To try to become holy is to try to become more like Christ, to pray to Him, to meditate on Him and to find communion with the Father in and through and with Him. We cannot become holy without a life of prayer. How can we preach Christ and communicate His mercy and His love without ourselves being in communion with Him in our prayer? I often think that a priest should spend at least ten minutes in the church on Sunday before every Mass so that the people can actually see the priest as a man of prayer. They then will know that this is at the heart of his life.
The Catholic Church, it seemed to me, is at its finest when there is love and loving kindness. At times the devil can distract us from our quest to be holy by making us cynical or just selfish and make our distractions a substitute for what should animate us in our love of God and of His Church. Remember that we are to put on Christ; unite ourselves more closely with Him, and to become more like Him.
At times, it seems rather a daunting task but we have to be patient and, above all, we have to be merciful, not only with others but with ourselves. Every day there is an opportunity for a small advance: the attempt to pray, the good humoured word, the service for another person, the aches and pains accepted in union with Christ on the Cross. We are to keep going and realise with joy that in a mysterious way the work of holiness has already been accomplished. Our faltering and our failures in discipleship are taken up in what Jesus did on Calvary. St. Augustine said, “We, too, were represented there. What hung upon the cross is not the humanity that He had taken from us. Christ nailed our weakness to the cross where, as the apostle says, our old self was crucified with Him”.

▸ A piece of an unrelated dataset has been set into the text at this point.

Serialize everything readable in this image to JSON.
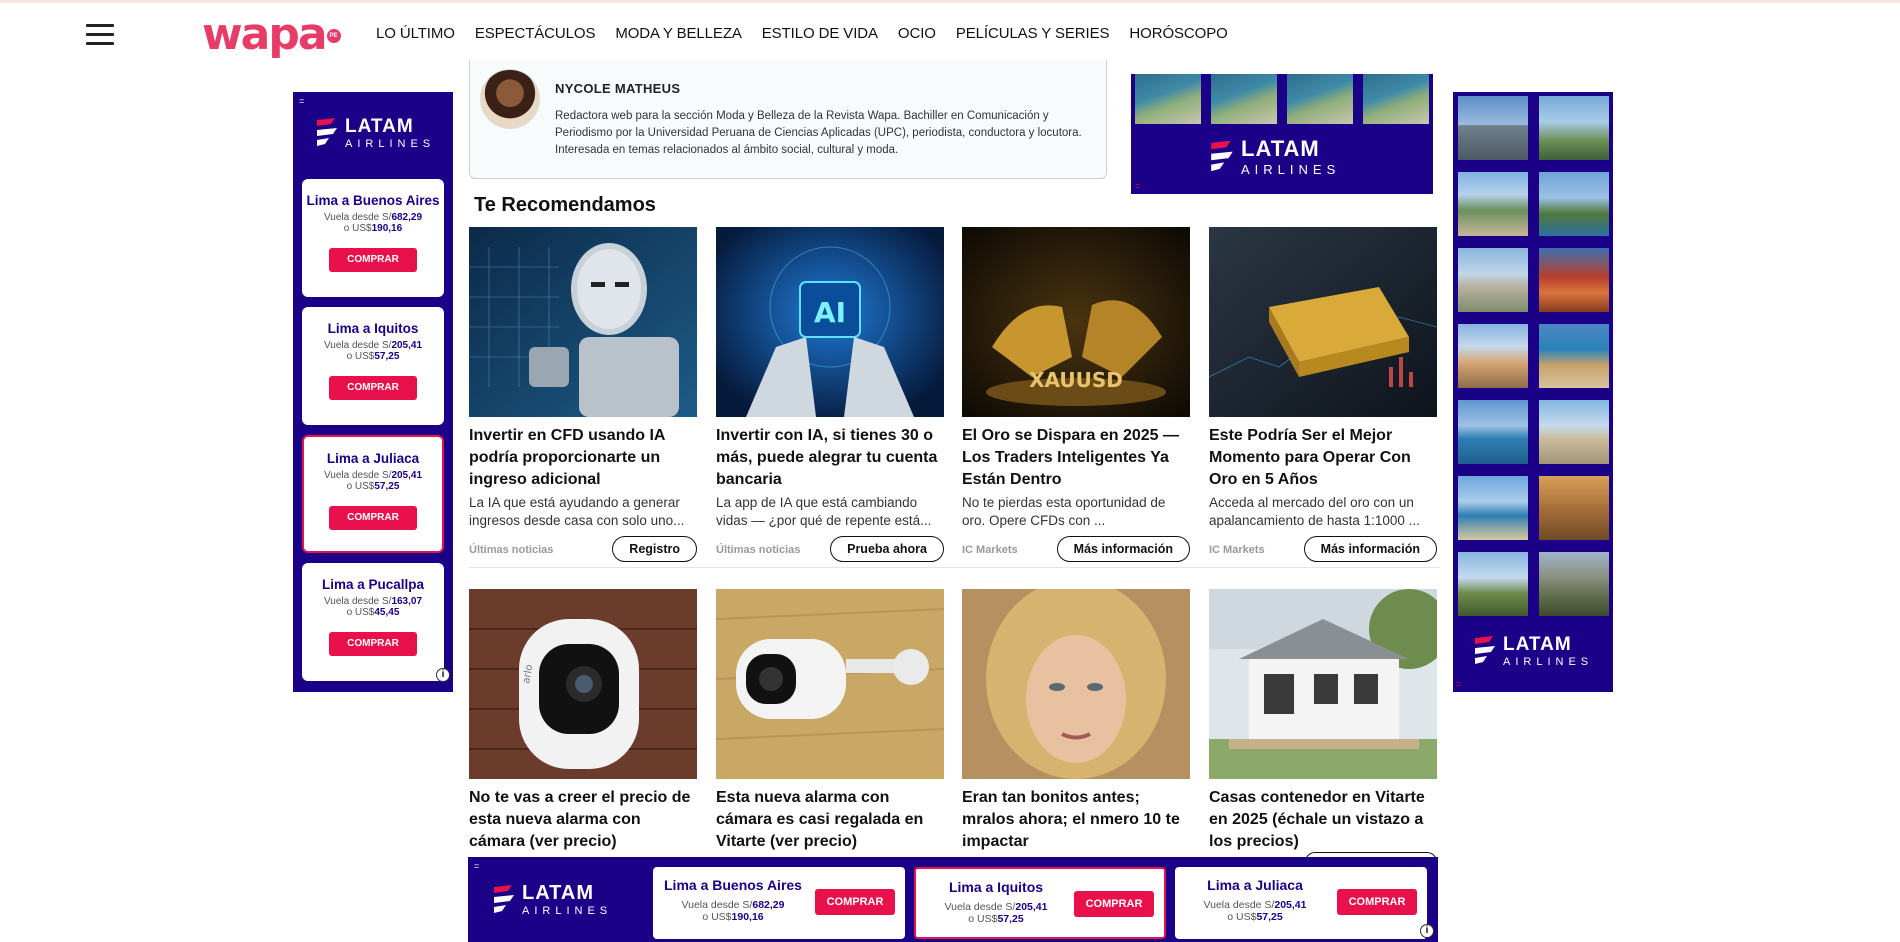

Each of us knows that this is not a solitary struggle to become holy but it finds its fruit in companionship, in the Church. It is there that we are constantly recalled to pray in and through and with Him; where we are confronted with the needs of our neighbour and reminded of our failures, and offered the forgiveness of God.

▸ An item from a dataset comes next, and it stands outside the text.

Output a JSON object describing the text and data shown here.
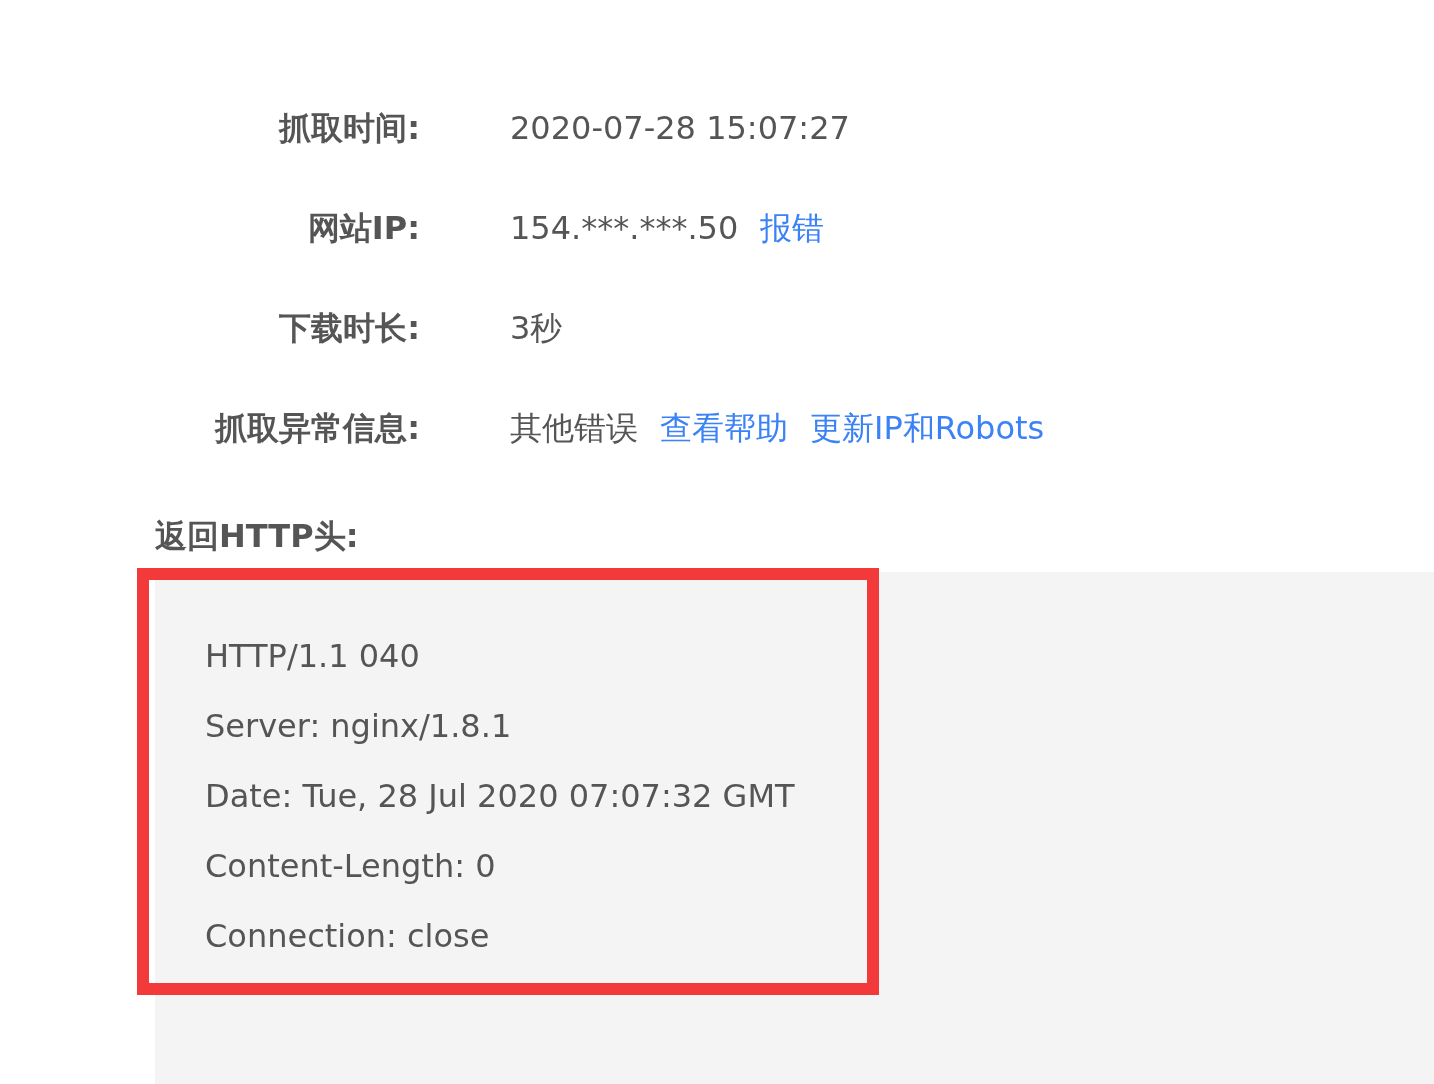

The Church is our family and our home. When John Henry Newman accepted his nomination of Cardinal, he said, “Christianity has been too often in what seemed deadly peril, that we should fear for it any new trial now. Commonly the Church has nothing more to do than to go on in her proper duties, in confidence and peace, to stand still and see the salvation of God”.
Speaking back in 1879 from his own experience, he was saying, in effect, “Times are tough. Religion is under siege. The Church has her back to the wall. But it has all happened before and we have only to do our duty before God and He will look after us”. Is it not true that we are in the same position now? Times are tough. Religion is under scrutiny. The Church may seem to have her back to the wall. But it has happened before. God will look after us and we have to be faithful to Him. It took a long time for Newman to learn to carry out the task God had given him with confidence and peace, awaiting patiently the salvation of God. You know, my dear fellow-priests, my dear people, with becoming holy there are no quick fixes. It’s a life’s work, day by day.

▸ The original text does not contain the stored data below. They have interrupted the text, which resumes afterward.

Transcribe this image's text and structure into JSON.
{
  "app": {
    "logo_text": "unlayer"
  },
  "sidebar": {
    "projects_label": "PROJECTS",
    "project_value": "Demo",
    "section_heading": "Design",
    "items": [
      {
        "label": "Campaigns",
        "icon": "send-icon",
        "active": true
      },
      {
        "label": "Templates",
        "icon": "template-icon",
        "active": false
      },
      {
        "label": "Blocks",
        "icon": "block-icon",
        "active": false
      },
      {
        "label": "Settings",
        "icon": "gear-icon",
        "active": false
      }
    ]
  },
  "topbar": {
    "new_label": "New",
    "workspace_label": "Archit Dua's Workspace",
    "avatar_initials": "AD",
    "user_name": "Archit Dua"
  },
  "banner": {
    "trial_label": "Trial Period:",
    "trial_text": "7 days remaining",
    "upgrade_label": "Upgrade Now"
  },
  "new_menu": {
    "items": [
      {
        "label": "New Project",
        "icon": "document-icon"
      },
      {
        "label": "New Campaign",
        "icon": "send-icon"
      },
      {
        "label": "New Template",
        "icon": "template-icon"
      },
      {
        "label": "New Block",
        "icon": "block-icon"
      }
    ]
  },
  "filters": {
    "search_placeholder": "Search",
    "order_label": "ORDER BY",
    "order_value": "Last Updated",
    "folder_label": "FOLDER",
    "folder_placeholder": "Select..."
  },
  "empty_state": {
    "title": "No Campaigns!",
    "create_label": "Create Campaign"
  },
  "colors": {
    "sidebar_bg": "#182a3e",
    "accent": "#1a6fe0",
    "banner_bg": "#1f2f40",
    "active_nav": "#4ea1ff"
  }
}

A short time ago I attended the funeral of one of our bishops, Bishop Kevin Dunn. It was a very moving occasion because he died at a comparatively early age and he had only been a bishop for four years. His mother, his family and the family of his diocese were there, as we bishops were, mourning the death of a good pastor, a good friend and shepherd to his people. During the Mass we sang the hymn, Lead Kindly Light, and it was sung with great feeling. Lead kindly light, amid the encircling gloom, Lead thou me on. The night is dark, and I am far from home, Lead thou me on. Keep thou my feet; I do not ask to see the distant scene; one step enough for me.” So it seems to me it is always one step for each one of us on the road to becoming holy. So today I speak about this, not to discourage you but rather to encourage you so that, step by step, gradually, we can become more in union with Jesus Christ and bring His love and peace to our brothers and sisters.